Ovarian pathology for the pediatric urologist.

机构信息

Department of Urology, UCSF Children's Hospital, San Francisco, California 94143-0738, USA.

出版信息

Urology. 2011 Jun;77(6):1455-9. doi: 10.1016/j.urology.2010.10.008. Epub 2011 Jan 22.

Abstract

OBJECTIVES

To report the breadth of ovarian conditions that pediatric urologists may encounter through diverse referral patterns.

METHODS

Two regional pediatric centers reviewed cases from 2000 to 2010, yielding 13 females with gonad-related conditions.

RESULTS

Six of 13 patients (46%) were referred for a presumed urological condition that was later discovered to be of ovarian origin or were already known to the urology clinic for a congenital urological anomaly. Six patients had tumor markers drawn, all of which were normal. Median age was 11.2 years. The most common presenting symptoms were pain (6/13), emesis (5/13), and precocious puberty (2/13).
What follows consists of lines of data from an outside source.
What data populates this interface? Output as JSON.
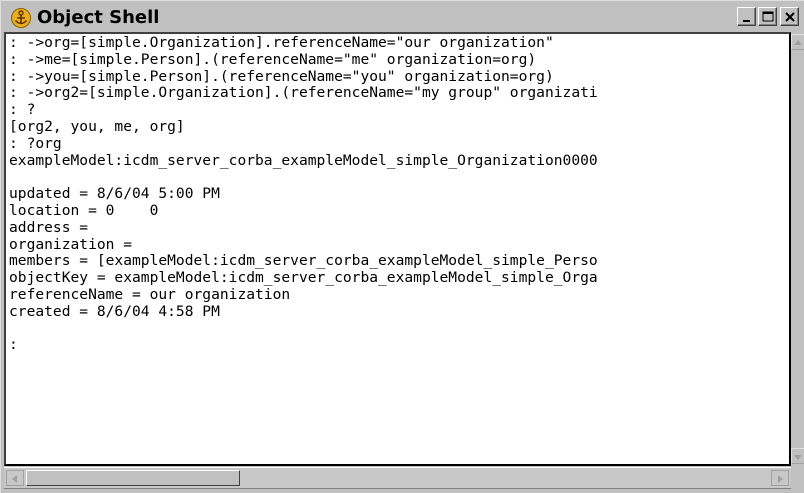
{
  "window": {
    "title": "Object Shell",
    "title_icon": "anchor-icon",
    "controls": [
      "minimize-icon",
      "maximize-icon",
      "close-icon"
    ]
  },
  "console": {
    "lines": [
      ": ->org=[simple.Organization].referenceName=\"our organization\"",
      ": ->me=[simple.Person].(referenceName=\"me\" organization=org)",
      ": ->you=[simple.Person].(referenceName=\"you\" organization=org)",
      ": ->org2=[simple.Organization].(referenceName=\"my group\" organizati",
      ": ?",
      "[org2, you, me, org]",
      ": ?org",
      "exampleModel:icdm_server_corba_exampleModel_simple_Organization0000",
      "",
      "updated = 8/6/04 5:00 PM",
      "location = 0    0",
      "address =",
      "organization =",
      "members = [exampleModel:icdm_server_corba_exampleModel_simple_Perso",
      "objectKey = exampleModel:icdm_server_corba_exampleModel_simple_Orga",
      "referenceName = our organization",
      "created = 8/6/04 4:58 PM",
      "",
      ":"
    ]
  },
  "colors": {
    "chrome": "#c0c0c0",
    "console_bg": "#ffffff",
    "text": "#000000"
  }
}
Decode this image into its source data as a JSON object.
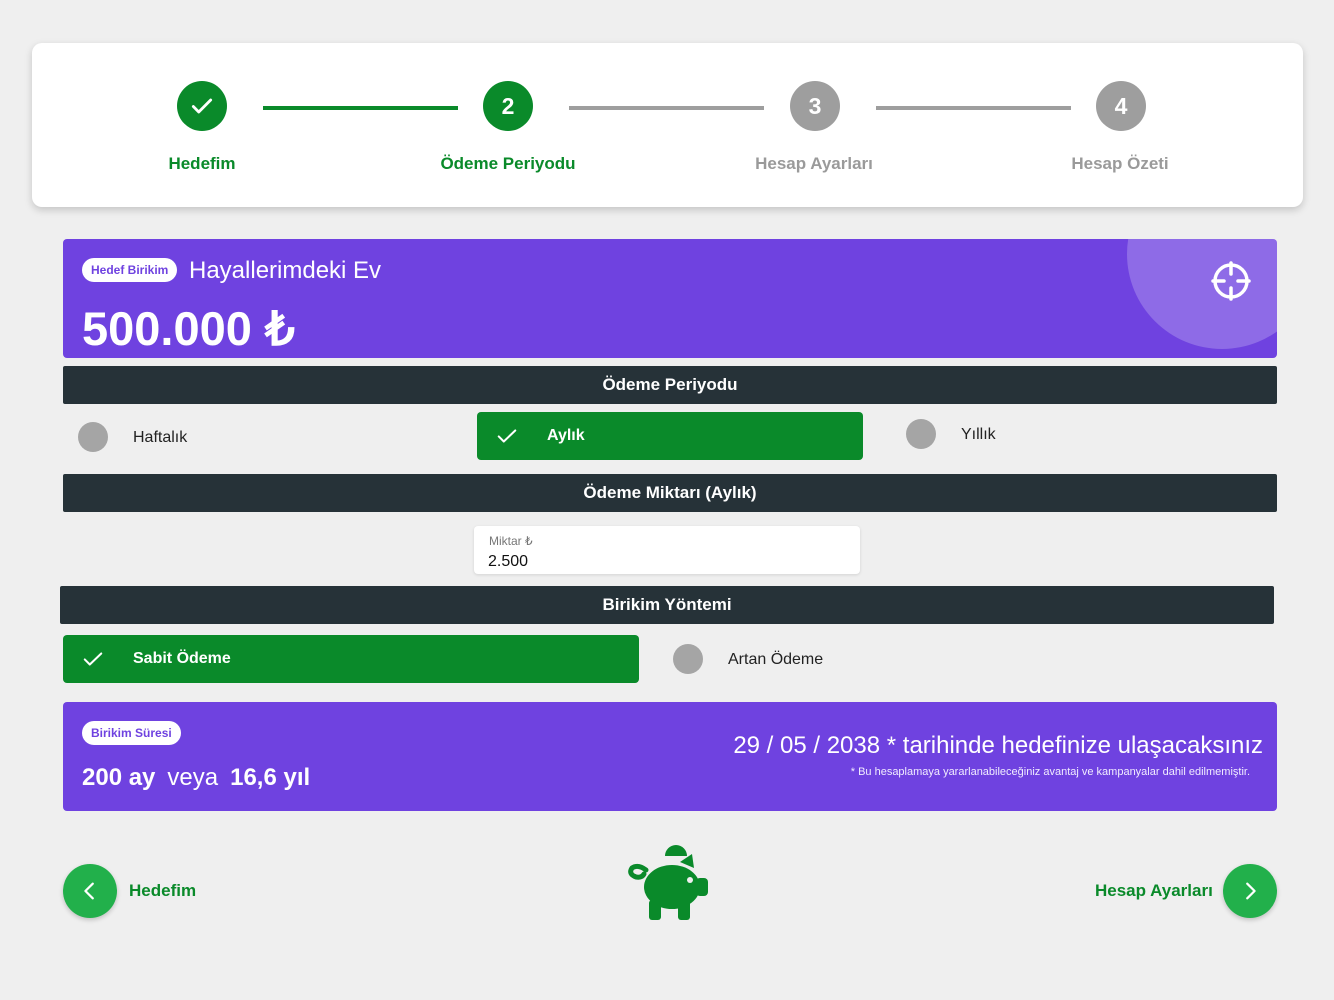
{
  "stepper": {
    "steps": [
      {
        "number": "",
        "label": "Hedefim",
        "state": "completed"
      },
      {
        "number": "2",
        "label": "Ödeme Periyodu",
        "state": "active"
      },
      {
        "number": "3",
        "label": "Hesap Ayarları",
        "state": "pending"
      },
      {
        "number": "4",
        "label": "Hesap Özeti",
        "state": "pending"
      }
    ]
  },
  "goal": {
    "badge": "Hedef Birikim",
    "name": "Hayallerimdeki Ev",
    "amount": "500.000 ₺",
    "icon": "target-icon"
  },
  "payment_period": {
    "title": "Ödeme Periyodu",
    "options": [
      {
        "label": "Haftalık",
        "selected": false
      },
      {
        "label": "Aylık",
        "selected": true
      },
      {
        "label": "Yıllık",
        "selected": false
      }
    ]
  },
  "payment_amount": {
    "title": "Ödeme Miktarı (Aylık)",
    "field_label": "Miktar ₺",
    "value": "2.500"
  },
  "saving_method": {
    "title": "Birikim Yöntemi",
    "options": [
      {
        "label": "Sabit Ödeme",
        "selected": true
      },
      {
        "label": "Artan Ödeme",
        "selected": false
      }
    ]
  },
  "duration": {
    "badge": "Birikim Süresi",
    "months": "200 ay",
    "or": "veya",
    "years": "16,6 yıl",
    "target_date_text": "29 / 05 / 2038 * tarihinde hedefinize ulaşacaksınız",
    "disclaimer": "* Bu hesaplamaya yararlanabileceğiniz avantaj ve kampanyalar dahil edilmemiştir."
  },
  "navigation": {
    "back_label": "Hedefim",
    "next_label": "Hesap Ayarları",
    "center_icon": "piggy-bank-icon"
  },
  "colors": {
    "green": "#0a8a2a",
    "button_green": "#22b04b",
    "purple": "#6f42e0",
    "dark_header": "#263238",
    "inactive_gray": "#9e9e9e"
  }
}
Median mass diameter was 7.5 cm with 2 patients having masses greater than 20 cm. Histologic diagnosis was mature teratoma (4/13), streak gonad (3/13), and hemorrhagic cyst (2/13). Two patients had potentially malignant tumors (immature teratoma and juvenile granulosa cell tumor).

CONCLUSIONS

At our centers, an ovarian condition is encountered an average of 1.3 times per year. As management of pediatric ovarian cysts and masses is controversial, pediatric urologists should be familiar with the diagnosis and treatment of such conditions.

摘要

目的

报告小儿泌尿科医生可能通过不同的转诊模式遇到的各种卵巢疾病。

方法

两个地区性儿科中心回顾了 2000 年至 2010 年的病例,共发现 13 名与性腺相关的女性患者。

结果

13 名患者中有 6 名(46%)因假定的泌尿科疾病转诊,但后来发现该疾病源于卵巢,或因先天性泌尿科异常已在泌尿科诊所就诊。6 名患者抽取了肿瘤标志物,均正常。中位年龄为 11.2 岁。最常见的症状是疼痛(6/13)、呕吐(5/13)和性早熟(2/13)。中位肿块直径为 7.5cm,有 2 名患者的肿块大于 20cm。组织学诊断为成熟畸胎瘤(4/13)、条纹性腺(3/13)和出血性囊肿(2/13)。有 2 名患者患有潜在恶性肿瘤(不成熟畸胎瘤和幼年颗粒细胞瘤)。

结论

在我们的中心,平均每年会遇到 1.3 例卵巢疾病。由于小儿卵巢囊肿和肿块的治疗存在争议,小儿泌尿科医生应熟悉此类疾病的诊断和治疗。